History Professor Katherine Tachau, the president of the UI chapter of the AAUP, said she was thrilled when the sanctions were removed.
The faculty and regents are going to have an excellent working relationship, she said, and there are also more people involved in Faculty Senate business — not only from AAUP members but from others who are not members and agree with the group’s belief in the importance of shared governance.
RELATED: University of Iowa ponders effect of AAUP sanction
Through the process, Tachau said Faculty Senate has learned how to take initiative to solve problems that affect faculty.
“There are periods in the life of every Faculty Senate when it seems that the only agenda items are listening to reports, which may be very important, but nevertheless, it’s passive,” she said. “It takes a crisis on campus often for a Senate to remember how to be active and how to put the agenda of the faculty first and foremost.”
The 2015 search process
The hiring process began shortly after then-UI President Sally Mason announced her retirement in January 2015. The search committee comprised 21 members, headed by then-UI Vice President for Medical Affairs Jean Robillard, who also served as interim president at the time.
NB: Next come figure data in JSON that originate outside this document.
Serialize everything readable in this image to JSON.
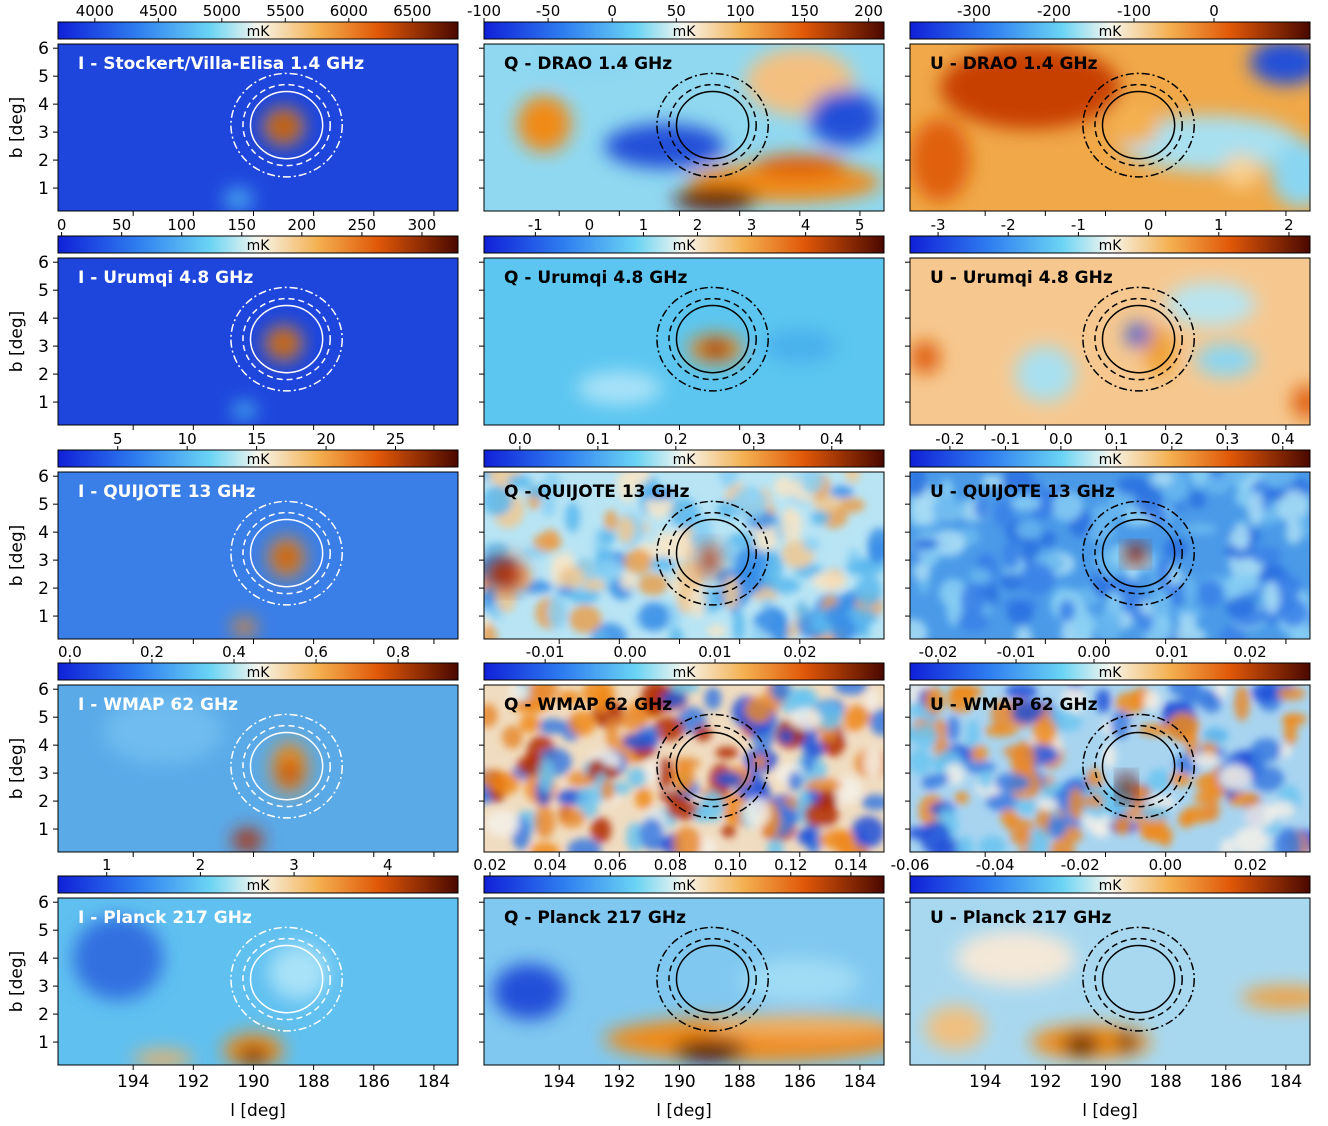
{
  "axes": {
    "xlabel": "l [deg]",
    "ylabel": "b [deg]",
    "xlim": [
      196.5,
      183.2
    ],
    "xticks": [
      194,
      192,
      190,
      188,
      186,
      184
    ],
    "ylim": [
      0.18,
      6.15
    ],
    "yticks": [
      1,
      2,
      3,
      4,
      5,
      6
    ]
  },
  "chart_data": [
    {
      "type": "heatmap",
      "title": "I - Stockert/Villa-Elisa 1.4 GHz",
      "colorbar_label": "mK",
      "colorbar_lim": [
        3710,
        6860
      ],
      "colorbar_ticks": [
        4000,
        4500,
        5000,
        5500,
        6000,
        6500
      ]
    },
    {
      "type": "heatmap",
      "title": "Q - DRAO 1.4 GHz",
      "colorbar_label": "mK",
      "colorbar_lim": [
        -100,
        212
      ],
      "colorbar_ticks": [
        -100,
        -50,
        0,
        50,
        100,
        150,
        200
      ]
    },
    {
      "type": "heatmap",
      "title": "U - DRAO 1.4 GHz",
      "colorbar_label": "mK",
      "colorbar_lim": [
        -380,
        120
      ],
      "colorbar_ticks": [
        -300,
        -200,
        -100,
        0
      ]
    },
    {
      "type": "heatmap",
      "title": "I - Urumqi 4.8 GHz",
      "colorbar_label": "mK",
      "colorbar_lim": [
        -3,
        330
      ],
      "colorbar_ticks": [
        0,
        50,
        100,
        150,
        200,
        250,
        300
      ]
    },
    {
      "type": "heatmap",
      "title": "Q - Urumqi 4.8 GHz",
      "colorbar_label": "mK",
      "colorbar_lim": [
        -1.95,
        5.45
      ],
      "colorbar_ticks": [
        -1,
        0,
        1,
        2,
        3,
        4,
        5
      ]
    },
    {
      "type": "heatmap",
      "title": "U - Urumqi 4.8 GHz",
      "colorbar_label": "mK",
      "colorbar_lim": [
        -3.4,
        2.3
      ],
      "colorbar_ticks": [
        -3,
        -2,
        -1,
        0,
        1,
        2
      ]
    },
    {
      "type": "heatmap",
      "title": "I - QUIJOTE 13 GHz",
      "colorbar_label": "mK",
      "colorbar_lim": [
        0.7,
        29.5
      ],
      "colorbar_ticks": [
        5,
        10,
        15,
        20,
        25
      ]
    },
    {
      "type": "heatmap",
      "title": "Q - QUIJOTE 13 GHz",
      "colorbar_label": "mK",
      "colorbar_lim": [
        -0.046,
        0.467
      ],
      "colorbar_ticks": [
        {
          "value": 0,
          "label": "0.0"
        },
        0.1,
        0.2,
        0.3,
        0.4
      ]
    },
    {
      "type": "heatmap",
      "title": "U - QUIJOTE 13 GHz",
      "colorbar_label": "mK",
      "colorbar_lim": [
        -0.272,
        0.449
      ],
      "colorbar_ticks": [
        -0.2,
        -0.1,
        {
          "value": 0,
          "label": "0.0"
        },
        0.1,
        0.2,
        0.3,
        0.4
      ]
    },
    {
      "type": "heatmap",
      "title": "I - WMAP 62 GHz",
      "colorbar_label": "mK",
      "colorbar_lim": [
        -0.029,
        0.946
      ],
      "colorbar_ticks": [
        {
          "value": 0,
          "label": "0.0"
        },
        0.2,
        0.4,
        0.6,
        0.8
      ]
    },
    {
      "type": "heatmap",
      "title": "Q - WMAP 62 GHz",
      "colorbar_label": "mK",
      "colorbar_lim": [
        -0.0172,
        0.0299
      ],
      "colorbar_ticks": [
        -0.01,
        {
          "value": 0,
          "label": "0.00"
        },
        0.01,
        0.02
      ]
    },
    {
      "type": "heatmap",
      "title": "U - WMAP 62 GHz",
      "colorbar_label": "mK",
      "colorbar_lim": [
        -0.0236,
        0.0277
      ],
      "colorbar_ticks": [
        -0.02,
        -0.01,
        {
          "value": 0,
          "label": "0.00"
        },
        0.01,
        0.02
      ]
    },
    {
      "type": "heatmap",
      "title": "I - Planck 217 GHz",
      "colorbar_label": "mK",
      "colorbar_lim": [
        0.48,
        4.75
      ],
      "colorbar_ticks": [
        1,
        2,
        3,
        4
      ]
    },
    {
      "type": "heatmap",
      "title": "Q - Planck 217 GHz",
      "colorbar_label": "mK",
      "colorbar_lim": [
        0.018,
        0.151
      ],
      "colorbar_ticks": [
        0.02,
        0.04,
        0.06,
        0.08,
        {
          "value": 0.1,
          "label": "0.10"
        },
        0.12,
        0.14
      ]
    },
    {
      "type": "heatmap",
      "title": "U - Planck 217 GHz",
      "colorbar_label": "mK",
      "colorbar_lim": [
        -0.06,
        0.034
      ],
      "colorbar_ticks": [
        -0.06,
        -0.04,
        -0.02,
        {
          "value": 0,
          "label": "0.00"
        },
        0.02
      ]
    }
  ]
}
Traditionally, UI presidential-search committees primarily include faculty members and do not contain regents. That is, until the 2006 search that ended with Mason’s hiring. The 2015 search was different — seven faculty members and three regents were part of the committee.
RELATED: Timeline of events: UI 2015 presidential-search process
In the past, faculty members on the search committee served as a conduit for faculty reaction and sentiment, and they assumed they would fulfill this role again, said the investigation report.
The search committee and a search firm worked to narrow the candidate pool down to four finalists. The committee was disbanded after the selection of the semifinalists.
Following this, the UI chapter of the AAUP conducted a survey of 442 faculty members regarding their assessment of candidates’ qualifications, using the evaluation criteria adopted by the search committee.
Responses were tabulated into an overall percentage of whether the candidate was qualified. Results released the afternoon before the regents made their decision showed faculty believed Harreld was the least qualified candidate, receiving a 2.9 percent rating.
On Sept. 3, 2015, the regents appointed Harreld as the next president.
In the days following, the UI Faculty Senate voted “no confidence” in the regents in response to their concerns regarding the search and whether their feedback was considered. Both the undergraduate and graduate/professional student governments followed the Faculty Senate’s lead later that day.
Tachau then requested an ad-hoc investigating committee be organized to assess the situation. The Faculty Senate committee examined documentation, and an AAUP representative visited campus as part of the investigation leading up to the sanction removal.